Projects

Each project here, requires integrating concepts from multiple phases. Having the primitives, we need to build the system.

Project 1: Optimized GEMM

Implement General Matrix Multiply (GEMM) with tiling, SIMD vectorization, and cache-aware blocking. Target: within 2x of NumPy's BLAS-backed performance for 512×512 Float32 matrices.

  • Requires: Structs, Memory Model, Arrays, Performance Primitives, SIMD, Kernel Design
  • Metric: GFLOPS achieved vs. theoretical peak

Project 2: Tensor Struct with Strides

Build a Tensor struct that supports arbitrary dimensions, strides, and views (slicing without copying). Implement reshape, transpose, and element access with stride-based indexing.

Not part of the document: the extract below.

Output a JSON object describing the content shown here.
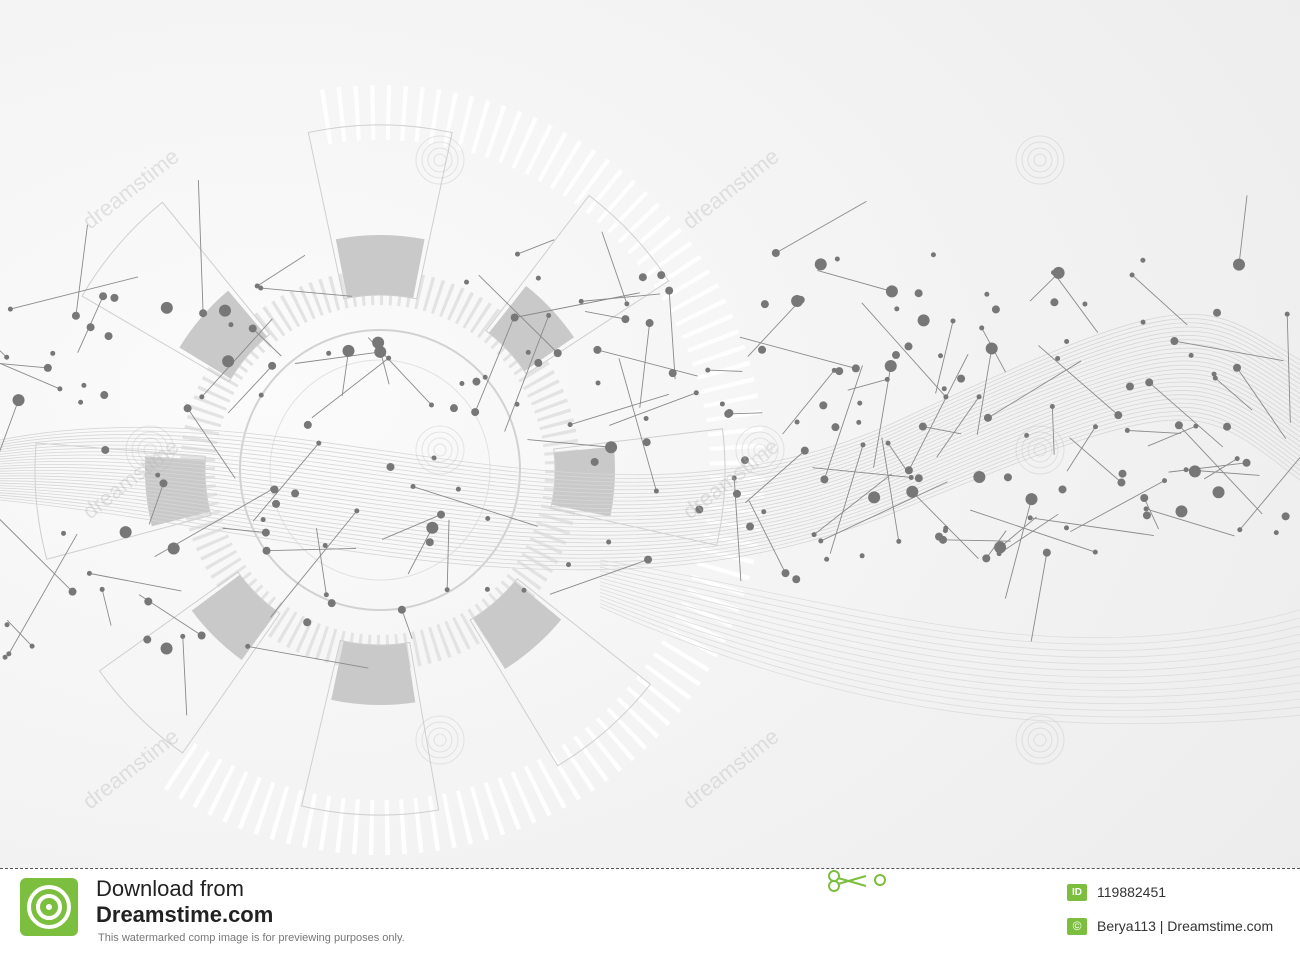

  • Requires: Structs, Memory Model, Arrays, Ownership
  • Metric: Zero-copy transpose and slice operations

Project 3: Execution Graph

Build a simple computation graph where nodes are operations (add, multiply, matmul) and edges are tensors. Implement forward evaluation by topologically sorting the graph and executing nodes in order.

  • Requires: Structs, Memory Model, Ownership, Abstraction Costs
  • Metric: Correct evaluation of a 10-node graph with shared inputs

Project 4: Operator Fusion

Extend the execution graph to fuse consecutive element-wise operations into a single kernel. Instead of writing intermediate results to memory, compute them in registers.

  • Requires: All prior phases
  • Metric: Fused kernel runs faster than sequential separate kernels

Validation

For each project, you should be able to explain: what memory layout you chose and why, where the bottleneck is (compute-bound or memory-bound), and what the compiler can and cannot optimize in your implementation.